Die Krise überwinden - Mit einem solidarischen Zukunftsprogramm für Europa

Linz (OTS) - "Dass die Krise in der Europäischen Union zum Dauerzustand wird und immer mehr Arbeitnehmerinnen und Arbeitnehmer zu Krisenopfern werden, ist nicht hinnehmbar", sagt AK-Präsident Dr. Johann Kalliauer und fordert einen politischen Kurswechsel. Notwendige Schritte für die Gestaltung einer stabilen und sozial-ökologischen europäischen Zukunft sind etwa ein Aufbauprogramm (Stichwort Marshallplan) oder eine verbesserte Koordination bei der Verhinderung von Steuerflucht.

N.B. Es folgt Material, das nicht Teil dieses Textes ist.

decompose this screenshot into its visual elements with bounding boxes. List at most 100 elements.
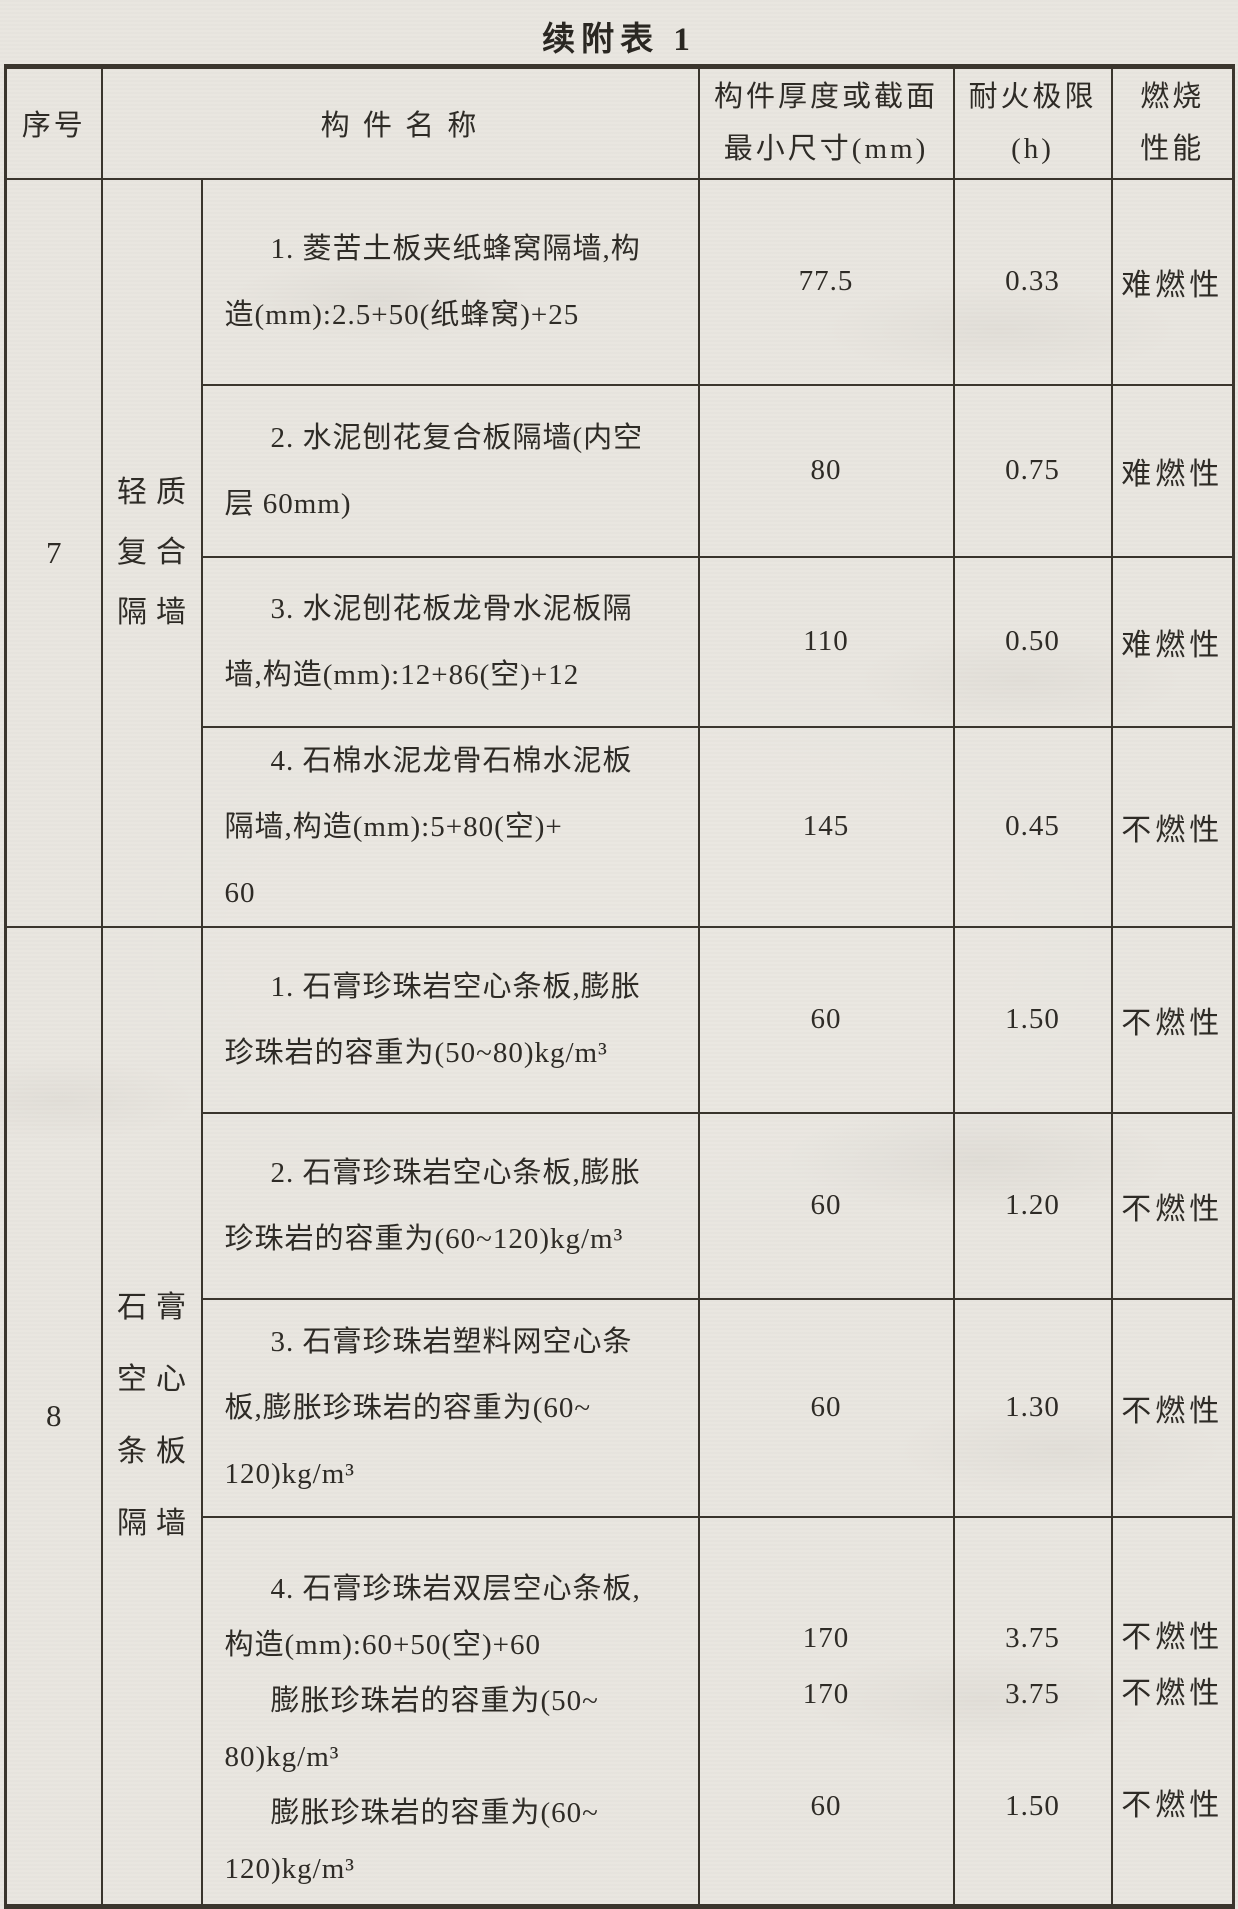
table-row-7-4: 4. 石棉水泥龙骨石棉水泥板 隔墙,构造(mm):5+80(空)+ 60 145… [6, 725, 1235, 928]
header-burn-line1: 燃烧 [1140, 81, 1205, 114]
header-thickness-line2: 最小尺寸(mm) [723, 133, 929, 166]
combustibility-value: 不燃性 [1110, 925, 1235, 1114]
table-row-7-3: 3. 水泥刨花板龙骨水泥板隔 墙,构造(mm):12+86(空)+12 110 … [6, 555, 1235, 728]
thickness-value: 60 [810, 1789, 842, 1822]
fire-limit-value: 1.50 [1005, 1789, 1060, 1822]
text-line: 1. 石膏珍珠岩空心条板,膨胀 [270, 970, 641, 1003]
text-line: 珍珠岩的容重为(50~80)kg/m³ [224, 1036, 608, 1069]
fire-limit-value: 0.75 [952, 383, 1113, 558]
header-row: 序号 构 件 名 称 构件厚度或截面 最小尺寸(mm) 耐火极限 (h) 燃烧 … [4, 65, 1235, 180]
category-line: 隔墙 [117, 1506, 195, 1540]
text-line: 板,膨胀珍珠岩的容重为(60~ [224, 1391, 592, 1424]
fire-limit-value: 1.50 [952, 925, 1113, 1114]
header-component-name: 构 件 名 称 [100, 65, 700, 180]
thickness-value: 60 [697, 925, 955, 1114]
category-line: 石膏 [117, 1290, 195, 1324]
component-name-cell: 3. 石膏珍珠岩塑料网空心条 板,膨胀珍珠岩的容重为(60~ 120)kg/m³ [200, 1297, 700, 1518]
component-name-cell: 4. 石膏珍珠岩双层空心条板, 构造(mm):60+50(空)+60 膨胀珍珠岩… [200, 1515, 700, 1908]
text-line: 1. 菱苦土板夹纸蜂窝隔墙,构 [270, 232, 641, 265]
header-fire-line2: (h) [1011, 133, 1054, 166]
text-line: 120)kg/m³ [224, 1457, 355, 1490]
text-line: 墙,构造(mm):12+86(空)+12 [224, 658, 580, 691]
thickness-value: 110 [697, 555, 955, 728]
component-name-lines: 4. 石膏珍珠岩双层空心条板, 构造(mm):60+50(空)+60 膨胀珍珠岩… [225, 1525, 688, 1897]
component-name-lines: 3. 水泥刨花板龙骨水泥板隔 墙,构造(mm):12+86(空)+12 [225, 576, 688, 708]
combustibility-value: 不燃性 [1121, 1788, 1224, 1822]
header-fire-line1: 耐火极限 [968, 81, 1097, 114]
header-fire-limit: 耐火极限 (h) [952, 65, 1113, 180]
category-line: 空心 [117, 1362, 195, 1396]
header-serial: 序号 [4, 65, 103, 180]
text-line: 3. 石膏珍珠岩塑料网空心条 [270, 1325, 633, 1358]
text-line: 4. 石棉水泥龙骨石棉水泥板 [270, 744, 633, 777]
combustibility-value: 不燃性 [1121, 1676, 1224, 1710]
fire-limit-value: 3.75 [1005, 1621, 1060, 1654]
thickness-value: 145 [697, 725, 955, 928]
fire-limit-value: 1.30 [952, 1297, 1113, 1518]
thickness-value: 170 [802, 1621, 850, 1654]
group-category-8: 石膏 空心 条板 隔墙 [100, 925, 203, 1908]
component-name-lines: 1. 石膏珍珠岩空心条板,膨胀 珍珠岩的容重为(50~80)kg/m³ [225, 954, 688, 1086]
table-row-8-2: 2. 石膏珍珠岩空心条板,膨胀 珍珠岩的容重为(60~120)kg/m³ 60 … [6, 1111, 1235, 1300]
text-line: 膨胀珍珠岩的容重为(50~ [270, 1684, 599, 1717]
text-line: 3. 水泥刨花板龙骨水泥板隔 [270, 592, 633, 625]
thickness-value: 60 [697, 1297, 955, 1518]
category-line: 复合 [117, 535, 195, 569]
combustibility-value: 不燃性 [1121, 1620, 1224, 1654]
text-line: 构造(mm):60+50(空)+60 [224, 1628, 542, 1661]
header-thickness: 构件厚度或截面 最小尺寸(mm) [697, 65, 955, 180]
group-serial-8: 8 [4, 925, 103, 1908]
text-line: 60 [224, 876, 256, 909]
text-line: 珍珠岩的容重为(60~120)kg/m³ [224, 1222, 624, 1255]
component-name-cell: 1. 菱苦土板夹纸蜂窝隔墙,构 造(mm):2.5+50(纸蜂窝)+25 [200, 177, 700, 386]
thickness-value-stack: 170 170 60 [697, 1515, 955, 1908]
table-row-8-4: 4. 石膏珍珠岩双层空心条板, 构造(mm):60+50(空)+60 膨胀珍珠岩… [6, 1515, 1235, 1908]
category-line: 隔墙 [117, 595, 195, 629]
table-row-7-1: 7 轻质 复合 隔墙 1. 菱苦土板夹纸蜂窝隔墙,构 造(mm):2.5+50(… [4, 177, 1235, 928]
combustibility-value: 难燃性 [1110, 555, 1235, 728]
header-burn-line2: 性能 [1140, 133, 1205, 166]
text-line: 80)kg/m³ [224, 1740, 340, 1773]
combustibility-value: 难燃性 [1110, 383, 1235, 558]
table-row-8-1: 8 石膏 空心 条板 隔墙 1. 石膏珍珠岩空心条板,膨胀 珍珠岩的容重为(50… [4, 925, 1235, 1908]
component-name-lines: 1. 菱苦土板夹纸蜂窝隔墙,构 造(mm):2.5+50(纸蜂窝)+25 [225, 216, 688, 348]
category-line: 轻质 [117, 475, 195, 509]
header-combustibility: 燃烧 性能 [1110, 65, 1235, 180]
combustibility-value: 不燃性 [1110, 725, 1235, 928]
combustibility-value: 难燃性 [1110, 177, 1235, 386]
text-line: 2. 水泥刨花复合板隔墙(内空 [270, 421, 644, 454]
group-serial-7: 7 [4, 177, 103, 928]
fire-limit-value: 0.45 [952, 725, 1113, 928]
fire-limit-value: 0.33 [952, 177, 1113, 386]
component-name-cell: 2. 水泥刨花复合板隔墙(内空 层 60mm) [200, 383, 700, 558]
component-name-lines: 2. 水泥刨花复合板隔墙(内空 层 60mm) [225, 405, 688, 537]
text-line: 造(mm):2.5+50(纸蜂窝)+25 [224, 298, 580, 331]
text-line: 膨胀珍珠岩的容重为(60~ [270, 1796, 599, 1829]
component-name-cell: 4. 石棉水泥龙骨石棉水泥板 隔墙,构造(mm):5+80(空)+ 60 [200, 725, 700, 928]
thickness-value: 80 [697, 383, 955, 558]
header-thickness-line1: 构件厚度或截面 [714, 81, 939, 114]
group-category-lines: 轻质 复合 隔墙 [104, 463, 200, 643]
component-name-cell: 2. 石膏珍珠岩空心条板,膨胀 珍珠岩的容重为(60~120)kg/m³ [200, 1111, 700, 1300]
component-name-lines: 4. 石棉水泥龙骨石棉水泥板 隔墙,构造(mm):5+80(空)+ 60 [224, 729, 688, 925]
table-row-7-2: 2. 水泥刨花复合板隔墙(内空 层 60mm) 80 0.75 难燃性 [6, 383, 1235, 558]
fire-limit-value: 1.20 [952, 1111, 1113, 1300]
thickness-value: 60 [697, 1111, 955, 1300]
category-line: 条板 [117, 1434, 195, 1468]
table-row-8-3: 3. 石膏珍珠岩塑料网空心条 板,膨胀珍珠岩的容重为(60~ 120)kg/m³… [6, 1297, 1235, 1518]
thickness-value: 170 [802, 1677, 850, 1710]
thickness-value: 77.5 [697, 177, 955, 386]
fire-resistance-table: 序号 构 件 名 称 构件厚度或截面 最小尺寸(mm) 耐火极限 (h) 燃烧 … [4, 64, 1236, 1909]
group-category-lines: 石膏 空心 条板 隔墙 [104, 1272, 200, 1560]
text-line: 4. 石膏珍珠岩双层空心条板, [270, 1572, 641, 1605]
component-name-lines: 2. 石膏珍珠岩空心条板,膨胀 珍珠岩的容重为(60~120)kg/m³ [225, 1140, 688, 1272]
fire-limit-value-stack: 3.75 3.75 1.50 [952, 1515, 1113, 1908]
component-name-lines: 3. 石膏珍珠岩塑料网空心条 板,膨胀珍珠岩的容重为(60~ 120)kg/m³ [225, 1309, 688, 1507]
fire-limit-value: 0.50 [952, 555, 1113, 728]
text-line: 层 60mm) [224, 487, 352, 520]
combustibility-value: 不燃性 [1110, 1111, 1235, 1300]
component-name-cell: 1. 石膏珍珠岩空心条板,膨胀 珍珠岩的容重为(50~80)kg/m³ [200, 925, 700, 1114]
text-line: 隔墙,构造(mm):5+80(空)+ [224, 810, 563, 843]
combustibility-value: 不燃性 [1110, 1297, 1235, 1518]
text-line: 120)kg/m³ [224, 1852, 355, 1885]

Die Lage der EU spitzt sich beinahe täglich weiter zu und eine Stabilisierung ist nicht in Sicht. Die Leidtragenden sind die Menschen in Europa. 25 Millionen Menschen in der Europäischen Union sind derzeit arbeitslos. Das liegt nur wenig unter den Rekordwerten in der Krise. Für Österreich rechnet das WIFO heuer sogar mit einem weiteren Zuwachs auf knapp 332.000 Menschen, 2013 auf rund 350.000. Besonders dramatisch ist die Lage in Ländern wie Griechenland und Spanien, wo die Jugendarbeitslosigkeit negative Rekordwerte von bis zu 50 Prozent erreicht und bereits breite Bevölkerungsschichten verarmen. Das ist nicht hinnehmbar und muss dringend bekämpft werden.

Um die Krise zu überwinden und Europa wieder auf einen dauerhaft zukunftsfähigen Kurs zu bringen, braucht es die Einigung auf eine gesamteuropäische Kraftanstrengung.

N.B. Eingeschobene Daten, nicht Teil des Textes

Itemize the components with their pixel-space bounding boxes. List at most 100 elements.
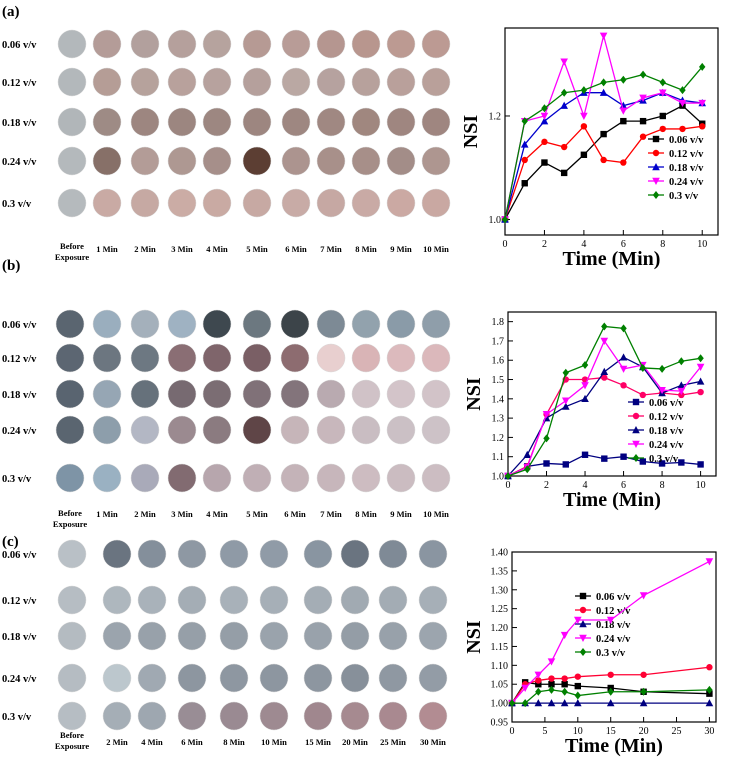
series-0-06-v-v: 0.06 v/v <box>504 398 704 480</box>
data-point <box>521 180 528 187</box>
sample-swatch <box>280 463 310 493</box>
column-label: 3 Min <box>171 509 193 519</box>
x-axis-label: Time (Min) <box>565 735 663 757</box>
data-point <box>560 631 569 640</box>
data-point <box>600 130 607 138</box>
sample-swatch <box>340 539 370 569</box>
column-label: 2 Min <box>134 244 156 254</box>
data-point <box>561 402 570 410</box>
series-line <box>511 560 710 704</box>
sample-swatch <box>351 29 381 59</box>
sample-swatch <box>102 621 132 651</box>
row-label: 0.12 v/v <box>2 596 37 607</box>
data-point <box>619 365 628 373</box>
y-tick-label: 1.25 <box>491 604 509 615</box>
sample-swatch <box>340 701 370 731</box>
sample-swatch <box>57 188 87 218</box>
sample-swatch <box>316 188 346 218</box>
column-label-line2: Exposure <box>53 519 88 529</box>
sample-swatch <box>167 379 197 409</box>
data-point <box>561 397 570 405</box>
legend-marker <box>579 648 587 656</box>
sample-swatch <box>57 701 87 731</box>
data-point <box>607 687 614 696</box>
sample-swatch <box>378 663 408 693</box>
sample-swatch <box>167 29 197 59</box>
legend-label: 0.06 v/v <box>649 398 684 409</box>
y-tick-label: 1.35 <box>491 566 509 577</box>
sample-swatch <box>55 309 85 339</box>
sample-swatch <box>351 146 381 176</box>
sample-swatch <box>418 621 448 651</box>
swatch-grid: 0.06 v/v 0.12 v/v 0.18 v/v 0.24 v/v 0.3 v/v B… <box>2 539 448 751</box>
column-label: 6 Min <box>284 509 306 519</box>
data-point <box>540 112 549 120</box>
sample-swatch <box>219 585 249 615</box>
sample-swatch <box>57 585 87 615</box>
sample-swatch <box>130 67 160 97</box>
legend-label: 0.18 v/v <box>649 426 684 437</box>
data-point <box>678 99 687 108</box>
column-label: 5 Min <box>246 244 268 254</box>
sample-swatch <box>421 309 451 339</box>
sample-swatch <box>421 379 451 409</box>
data-point <box>547 699 556 707</box>
sample-swatch <box>316 309 346 339</box>
data-point <box>697 354 704 363</box>
column-label: 7 Min <box>320 509 342 519</box>
column-label: 3 Min <box>171 244 193 254</box>
sample-swatch <box>130 188 160 218</box>
x-tick-label: 10 <box>573 726 583 737</box>
column-label: Before Exposure <box>55 241 90 262</box>
data-point <box>543 460 550 467</box>
data-point <box>560 169 568 177</box>
sample-swatch <box>259 701 289 731</box>
data-point <box>574 691 582 700</box>
data-point <box>581 451 589 458</box>
sample-swatch <box>418 585 448 615</box>
data-point <box>620 382 627 389</box>
sample-swatch <box>177 539 207 569</box>
sample-swatch <box>418 663 448 693</box>
sample-swatch <box>316 29 346 59</box>
data-point <box>639 391 647 399</box>
column-label: 10 Min <box>423 244 449 254</box>
legend-marker <box>652 191 660 199</box>
column-label: 6 Min <box>285 244 307 254</box>
row-label: 0.3 v/v <box>2 712 32 723</box>
data-point <box>619 101 628 109</box>
data-point <box>699 62 706 71</box>
sample-swatch <box>386 415 416 445</box>
column-label: 8 Min <box>223 737 245 747</box>
sample-swatch <box>137 585 167 615</box>
legend-marker <box>632 426 640 434</box>
data-point <box>697 461 704 468</box>
y-axis-label: NSI <box>460 115 482 149</box>
data-point <box>574 616 582 624</box>
legend-marker <box>579 606 587 614</box>
data-point <box>606 616 615 624</box>
column-label: 4 Min <box>141 737 163 747</box>
data-point <box>540 117 549 125</box>
data-point <box>696 363 705 371</box>
y-tick-label: 1.30 <box>491 585 509 596</box>
sample-swatch <box>219 701 249 731</box>
y-tick-label: 1.7 <box>492 336 505 347</box>
sample-swatch <box>92 415 122 445</box>
sample-swatch <box>259 663 289 693</box>
legend-marker <box>652 135 660 143</box>
legend-label: 0.3 v/v <box>669 191 699 202</box>
sample-swatch <box>137 701 167 731</box>
data-point <box>658 364 666 373</box>
data-point <box>599 32 608 40</box>
sample-swatch <box>421 107 451 137</box>
plot-frame <box>504 27 719 236</box>
sample-swatch <box>167 67 197 97</box>
data-point <box>659 78 666 87</box>
legend-label: 0.3 v/v <box>649 454 679 465</box>
sample-swatch <box>202 29 232 59</box>
column-label: 7 Min <box>320 244 342 254</box>
sample-swatch <box>316 379 346 409</box>
row-label: 0.12 v/v <box>2 78 37 89</box>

Die Europa-Verantwortlichen müssen ein solidarisches Zukunftsprogramm für die europäische Wirtschaft vorgeben. Ein solches Programm muss folgende zentrale Punkte beinhalten:

- Einen "Marshallplan" für Europa

Europa braucht ein echtes Zukunftsprogramm mit öffentlichen Investitionen in eine nachhaltige soziale und ökologische Infrastruktur und in zukunftsfähige Industrien und Dienstleistungen. Dabei sind insbesondere die unterschiedlichen ökonomischen Entwicklungsstände der einzelnen Staaten zu berücksichtigen. Die Finanzierung ist durch eine faire Steuerpolitik und Rückflüsse aufgrund der wirtschaftlichen Entwicklung möglich.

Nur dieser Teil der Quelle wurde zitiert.